Yesterday, a three-judge panel upheld U.S. District Judge's William Conley's 2013 opinion concluding the GOP-imposed law is "motivated by an improper purpose, namely to restrict the availability of abortion services in Wisconsin," (Bice, Spivak, Milwaukee Journal-Sentinel).
The case is Planned Parenthood of Wisconsin et al v. Attorney General Brad Schimel (N0 15-1736). Orals were heard October 1, 2015.
Schimel is a Republican who performs political work in the legal arena for the Scott Walker administration.
Writes Judge Richard Posner for the three-judge panel (with rightwing Judge Daniel Manion dissenting):
There are those who would criminalize all abortions, thus terminating the constitutional right asserted in Roe and Casey and a multitude of other decisions. And there are those who would criminalize all abortions except ones that terminate a pregnancy caused by rape or are necessary to protect the life or (in some versions) the health of the pregnant woman. But what makes no sense is to abridge the constitutional right to an abortion on the basis of spurious contentions regarding women’s health—and the abridgment challenged in this case would actually endanger women’s health. It would do that by reducing the number of abortion doctors in Wisconsin, thereby increasing the waiting time for obtaining an abortion, and that increase would in turn compel some women to defer abortion to the second trimester of their pregnancy—which the studies we cited earlier find to be riskier than a first-trimester abortion. For abortions performed in the first trimester the rate of major complications is 0.05-0.06 percent (that is, between five one-hundredths of 1 percent and six one-hundredths of 1 percent. It is 1.3 percent for second-trimester abortions between 22 and 26 times higher. [p.23]

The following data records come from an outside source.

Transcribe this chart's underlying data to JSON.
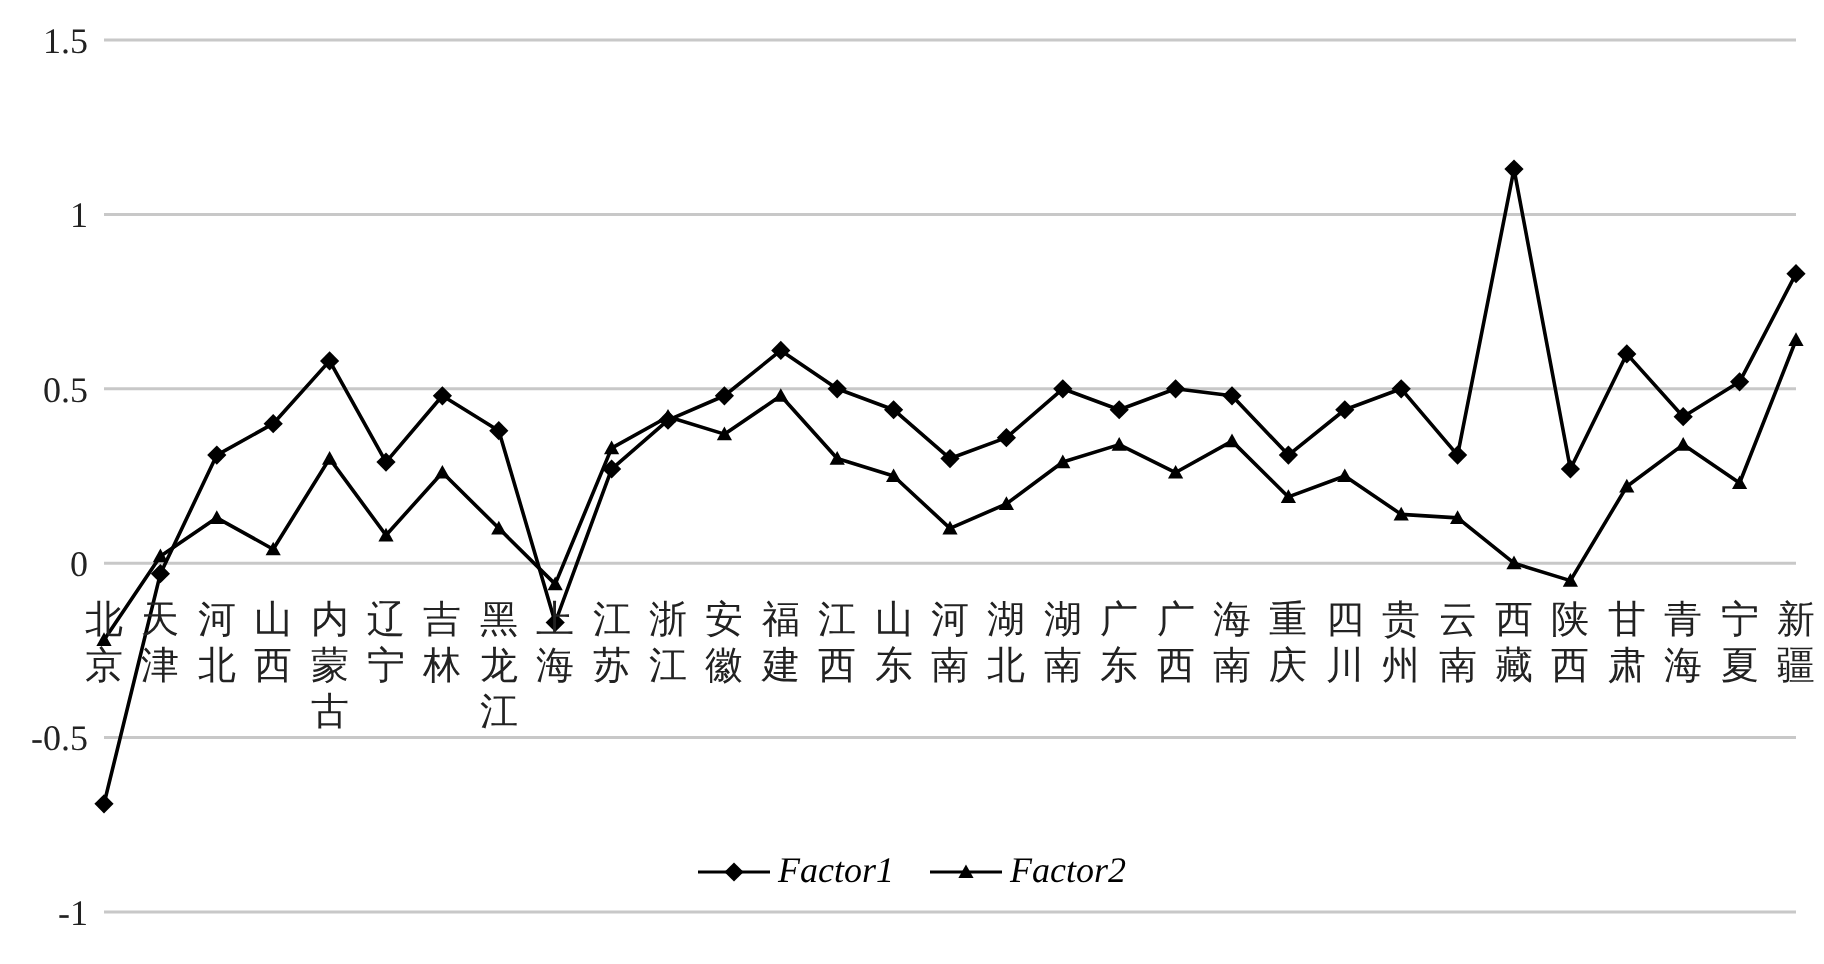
{
  "chart_data": {
    "type": "line",
    "categories": [
      "北京",
      "天津",
      "河北",
      "山西",
      "内蒙古",
      "辽宁",
      "吉林",
      "黑龙江",
      "上海",
      "江苏",
      "浙江",
      "安徽",
      "福建",
      "江西",
      "山东",
      "河南",
      "湖北",
      "湖南",
      "广东",
      "广西",
      "海南",
      "重庆",
      "四川",
      "贵州",
      "云南",
      "西藏",
      "陕西",
      "甘肃",
      "青海",
      "宁夏",
      "新疆"
    ],
    "series": [
      {
        "name": "Factor1",
        "color": "#000000",
        "marker": "diamond",
        "values": [
          -0.69,
          -0.03,
          0.31,
          0.4,
          0.58,
          0.29,
          0.48,
          0.38,
          -0.17,
          0.27,
          0.41,
          0.48,
          0.61,
          0.5,
          0.44,
          0.3,
          0.36,
          0.5,
          0.44,
          0.5,
          0.48,
          0.31,
          0.44,
          0.5,
          0.31,
          1.13,
          0.27,
          0.6,
          0.42,
          0.52,
          0.83
        ]
      },
      {
        "name": "Factor2",
        "color": "#000000",
        "marker": "triangle",
        "values": [
          -0.22,
          0.02,
          0.13,
          0.04,
          0.3,
          0.08,
          0.26,
          0.1,
          -0.06,
          0.33,
          0.42,
          0.37,
          0.48,
          0.3,
          0.25,
          0.1,
          0.17,
          0.29,
          0.34,
          0.26,
          0.35,
          0.19,
          0.25,
          0.14,
          0.13,
          0.0,
          -0.05,
          0.22,
          0.34,
          0.23,
          0.64
        ]
      }
    ],
    "ylim": [
      -1,
      1.5
    ],
    "yticks": [
      -1,
      -0.5,
      0,
      0.5,
      1,
      1.5
    ],
    "grid": "y",
    "legend": "bottom",
    "line_style": "solid"
  }
}
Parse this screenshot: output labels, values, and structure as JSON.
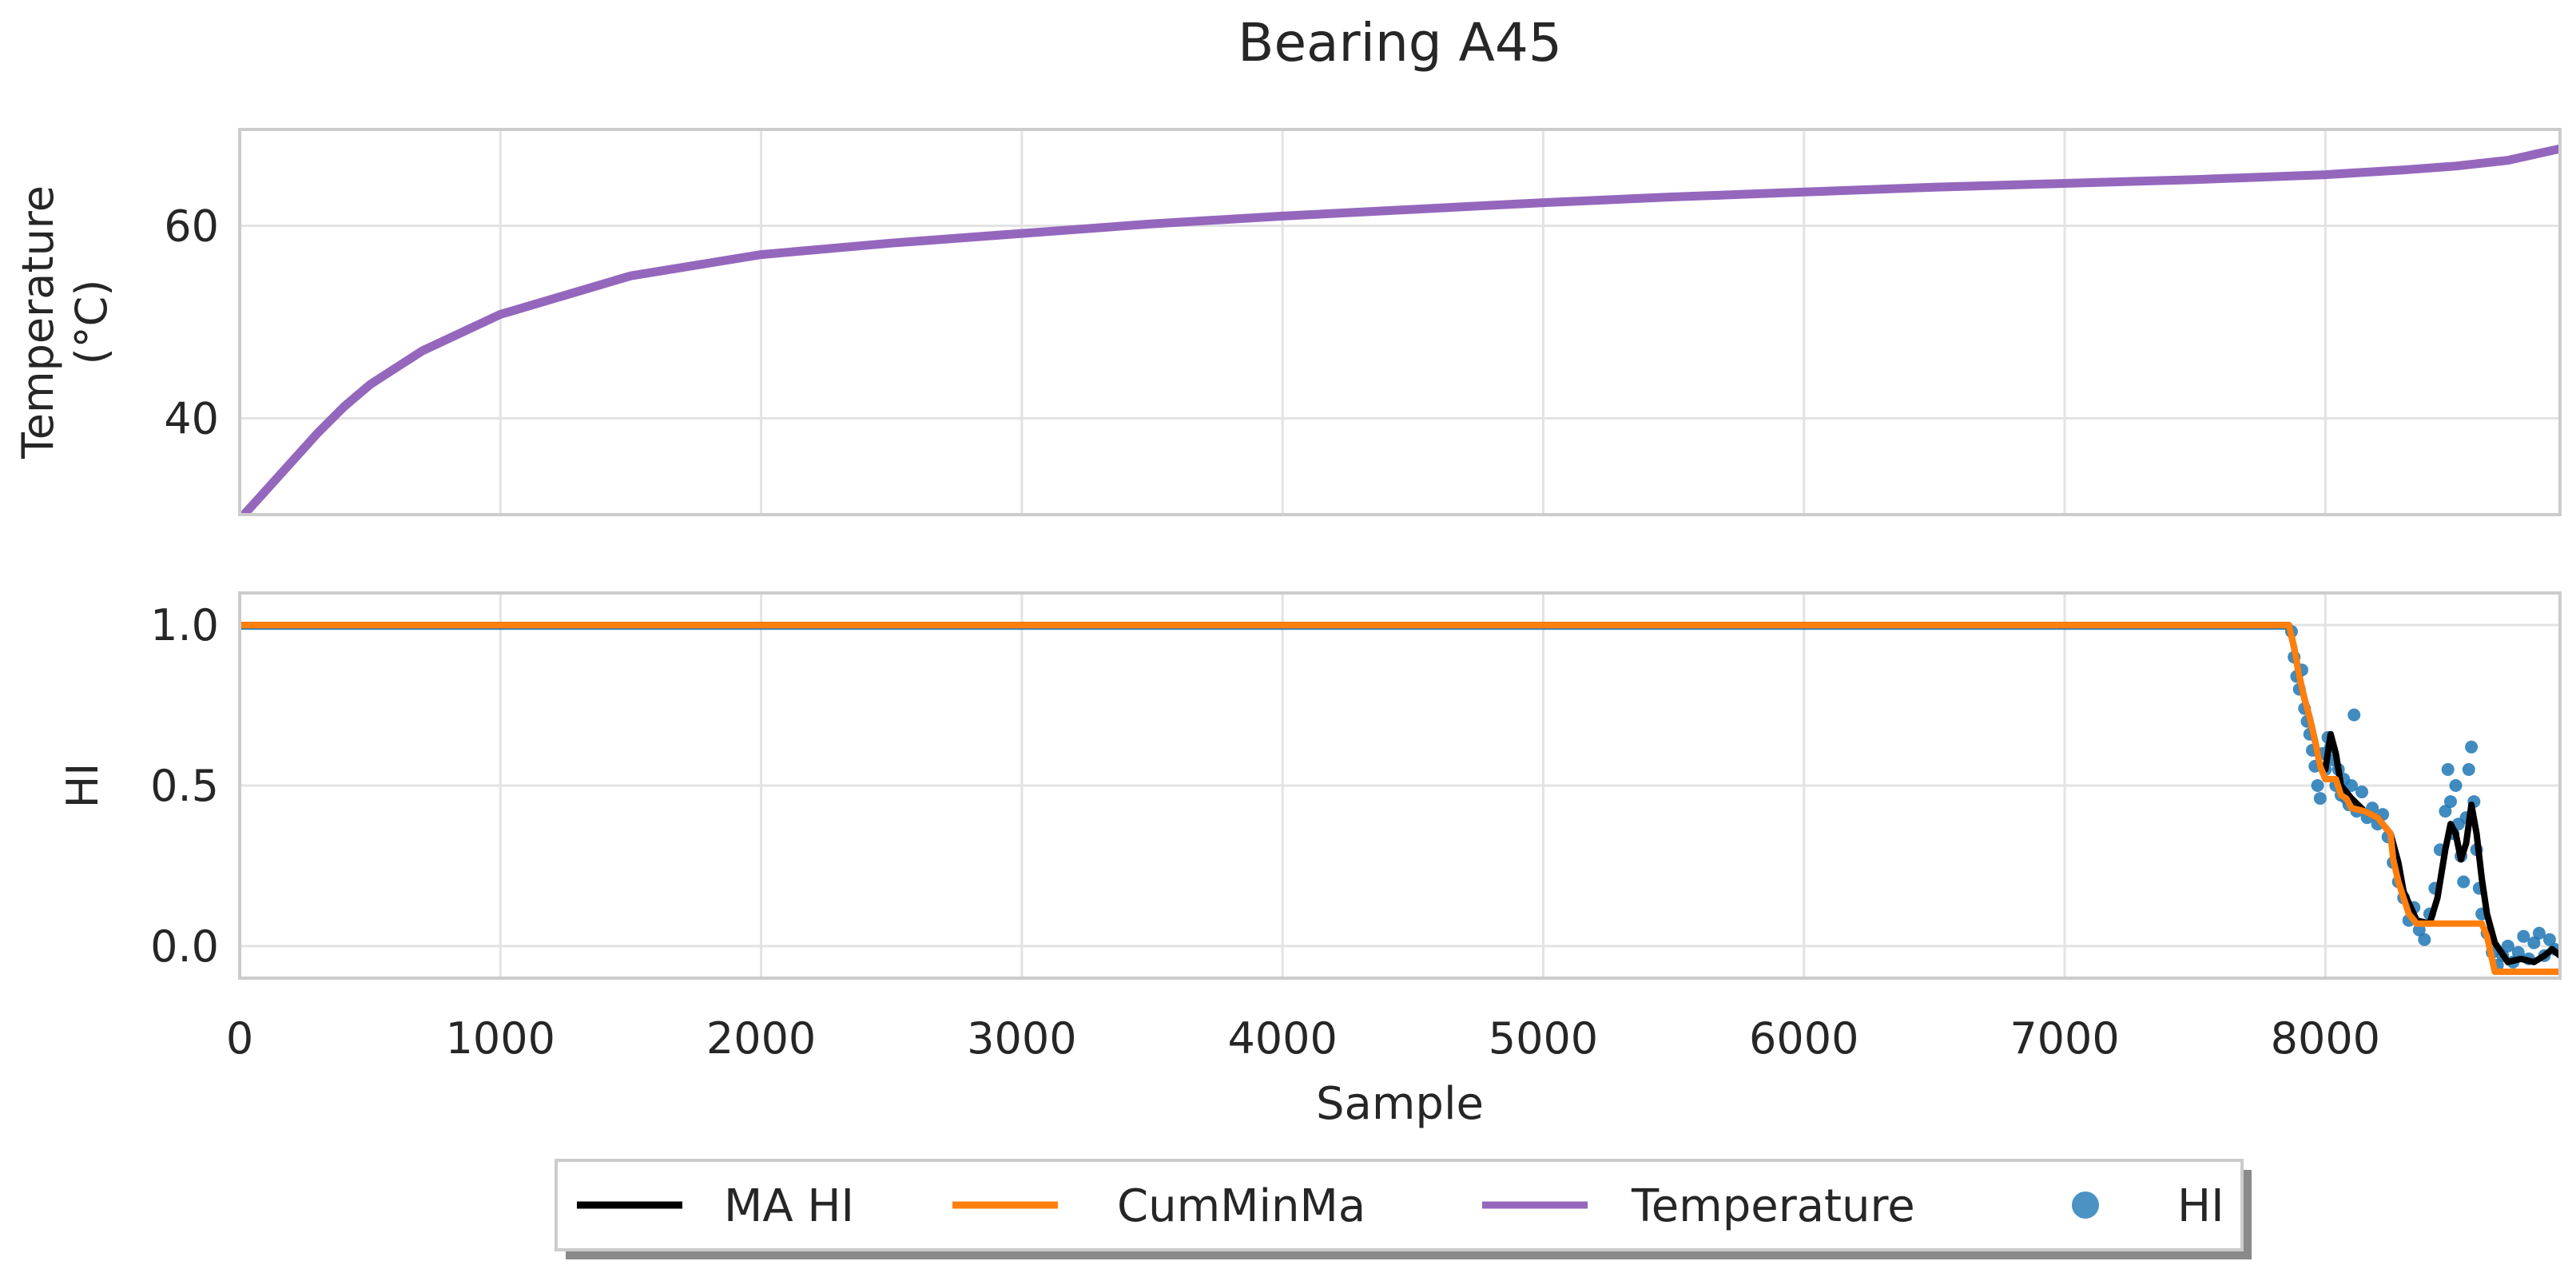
{
  "chart_data": {
    "type": "line",
    "title": "Bearing A45",
    "xlabel": "Sample",
    "xlim": [
      0,
      8900
    ],
    "xticks": [
      0,
      1000,
      2000,
      3000,
      4000,
      5000,
      6000,
      7000,
      8000
    ],
    "x_tick_labels": [
      "0",
      "1000",
      "2000",
      "3000",
      "4000",
      "5000",
      "6000",
      "7000",
      "8000"
    ],
    "grid": true,
    "legend_position": "bottom-center",
    "legend": [
      {
        "label": "MA HI",
        "color": "#000000",
        "kind": "line"
      },
      {
        "label": "CumMinMa",
        "color": "#ff7f0e",
        "kind": "line"
      },
      {
        "label": "Temperature",
        "color": "#9467bd",
        "kind": "line"
      },
      {
        "label": "HI",
        "color": "#1f77b4",
        "kind": "marker"
      }
    ],
    "panels": [
      {
        "name": "temperature",
        "ylabel_lines": [
          "Temperature",
          "(°C)"
        ],
        "ylim": [
          30,
          70
        ],
        "yticks": [
          40,
          60
        ],
        "y_tick_labels": [
          "40",
          "60"
        ],
        "series": [
          {
            "name": "Temperature",
            "color": "#9467bd",
            "x": [
              0,
              100,
              200,
              300,
              400,
              500,
              700,
              1000,
              1500,
              2000,
              2500,
              3000,
              3500,
              4000,
              4500,
              5000,
              5500,
              6000,
              6500,
              7000,
              7500,
              8000,
              8300,
              8500,
              8700,
              8900
            ],
            "y": [
              29.5,
              32.5,
              35.5,
              38.5,
              41.2,
              43.5,
              47.0,
              50.8,
              54.8,
              57.0,
              58.2,
              59.2,
              60.2,
              61.0,
              61.7,
              62.4,
              63.0,
              63.5,
              64.0,
              64.4,
              64.8,
              65.3,
              65.8,
              66.2,
              66.8,
              68.0
            ]
          }
        ]
      },
      {
        "name": "health-index",
        "ylabel": "HI",
        "ylim": [
          -0.1,
          1.1
        ],
        "yticks": [
          0.0,
          0.5,
          1.0
        ],
        "y_tick_labels": [
          "0.0",
          "0.5",
          "1.0"
        ],
        "series": [
          {
            "name": "HI",
            "color": "#1f77b4",
            "kind": "scatter",
            "points": [
              [
                7870,
                0.98
              ],
              [
                7880,
                0.9
              ],
              [
                7890,
                0.84
              ],
              [
                7900,
                0.8
              ],
              [
                7910,
                0.86
              ],
              [
                7920,
                0.74
              ],
              [
                7930,
                0.7
              ],
              [
                7940,
                0.66
              ],
              [
                7950,
                0.61
              ],
              [
                7960,
                0.56
              ],
              [
                7970,
                0.5
              ],
              [
                7980,
                0.46
              ],
              [
                7990,
                0.6
              ],
              [
                8000,
                0.55
              ],
              [
                8010,
                0.65
              ],
              [
                8020,
                0.62
              ],
              [
                8030,
                0.58
              ],
              [
                8040,
                0.5
              ],
              [
                8050,
                0.55
              ],
              [
                8060,
                0.47
              ],
              [
                8070,
                0.52
              ],
              [
                8080,
                0.46
              ],
              [
                8090,
                0.44
              ],
              [
                8100,
                0.5
              ],
              [
                8110,
                0.72
              ],
              [
                8120,
                0.42
              ],
              [
                8140,
                0.48
              ],
              [
                8160,
                0.4
              ],
              [
                8180,
                0.43
              ],
              [
                8200,
                0.38
              ],
              [
                8220,
                0.41
              ],
              [
                8240,
                0.34
              ],
              [
                8260,
                0.26
              ],
              [
                8280,
                0.2
              ],
              [
                8300,
                0.15
              ],
              [
                8320,
                0.08
              ],
              [
                8340,
                0.12
              ],
              [
                8360,
                0.05
              ],
              [
                8380,
                0.02
              ],
              [
                8400,
                0.1
              ],
              [
                8420,
                0.18
              ],
              [
                8440,
                0.3
              ],
              [
                8460,
                0.42
              ],
              [
                8470,
                0.55
              ],
              [
                8480,
                0.45
              ],
              [
                8490,
                0.35
              ],
              [
                8500,
                0.5
              ],
              [
                8510,
                0.38
              ],
              [
                8520,
                0.28
              ],
              [
                8530,
                0.2
              ],
              [
                8540,
                0.4
              ],
              [
                8550,
                0.55
              ],
              [
                8560,
                0.62
              ],
              [
                8570,
                0.45
              ],
              [
                8580,
                0.3
              ],
              [
                8590,
                0.18
              ],
              [
                8600,
                0.1
              ],
              [
                8620,
                0.04
              ],
              [
                8640,
                -0.02
              ],
              [
                8660,
                -0.06
              ],
              [
                8680,
                -0.03
              ],
              [
                8700,
                0.0
              ],
              [
                8720,
                -0.05
              ],
              [
                8740,
                -0.02
              ],
              [
                8760,
                0.03
              ],
              [
                8780,
                -0.04
              ],
              [
                8800,
                0.01
              ],
              [
                8820,
                0.04
              ],
              [
                8840,
                -0.03
              ],
              [
                8860,
                0.02
              ],
              [
                8880,
                -0.01
              ]
            ]
          },
          {
            "name": "MA HI",
            "color": "#000000",
            "x": [
              0,
              7860,
              7880,
              7900,
              7920,
              7940,
              7960,
              7980,
              8000,
              8020,
              8040,
              8060,
              8080,
              8100,
              8150,
              8200,
              8250,
              8280,
              8300,
              8350,
              8400,
              8430,
              8460,
              8480,
              8500,
              8520,
              8540,
              8560,
              8580,
              8600,
              8620,
              8650,
              8700,
              8750,
              8800,
              8840,
              8870,
              8900
            ],
            "y": [
              1.0,
              1.0,
              0.93,
              0.84,
              0.77,
              0.71,
              0.64,
              0.56,
              0.55,
              0.66,
              0.6,
              0.5,
              0.48,
              0.46,
              0.42,
              0.4,
              0.35,
              0.26,
              0.17,
              0.08,
              0.07,
              0.15,
              0.3,
              0.38,
              0.35,
              0.27,
              0.32,
              0.44,
              0.35,
              0.21,
              0.1,
              0.01,
              -0.05,
              -0.04,
              -0.05,
              -0.03,
              -0.01,
              -0.03
            ]
          },
          {
            "name": "CumMinMa",
            "color": "#ff7f0e",
            "x": [
              0,
              7860,
              7880,
              7900,
              7920,
              7940,
              7960,
              7980,
              8000,
              8040,
              8060,
              8080,
              8100,
              8150,
              8200,
              8250,
              8260,
              8280,
              8300,
              8320,
              8340,
              8350,
              8600,
              8620,
              8650,
              8900
            ],
            "y": [
              1.0,
              1.0,
              0.93,
              0.84,
              0.77,
              0.71,
              0.64,
              0.56,
              0.52,
              0.52,
              0.47,
              0.46,
              0.43,
              0.42,
              0.4,
              0.35,
              0.27,
              0.2,
              0.15,
              0.1,
              0.08,
              0.07,
              0.07,
              0.03,
              -0.08,
              -0.08
            ]
          }
        ]
      }
    ]
  }
}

Notes Posner on Republican end-around and disingenuous legislative initiatives to halt the Constitutionally protected women's' choice to choose to have an abortion:
A great many Americans, including a number of judges, legislators, governors, and civil servants, are passionately opposed to abortion—as they are entitled to be. But persons who have a sophisticated understanding of the law and of the Supreme Court know that convincing the Court to overrule Roe v. Wade and Planned Parenthood of Southeastern Pennsylvania v. Casey is a steep uphill fight, and so some of them proceed indirectly, seeking to discourage abortions by making it more difficult for women to obtain them. They may do this in the name of protecting the health of women who have abortions, yet as in this case the specific measures they support may do little or nothing for health, but rather strew impediments to abortion. [pp 24.25]
Concluded Posner: "[I]t is apparent that the defendants have failed to make a dent in the district court's opinion granting the permanent injunction sought by the plaintiffs." [pp 28, 29]
Roe, (upheld in Planned Parenthood of Se. Penn. v. Casey (1992)), is a landmark case acknowledging the personal, "fundamental" right to liberty and privacy (against state action) individual women retain in the First, Fourth, Fifth, Ninth, and Fourteenth Amendments.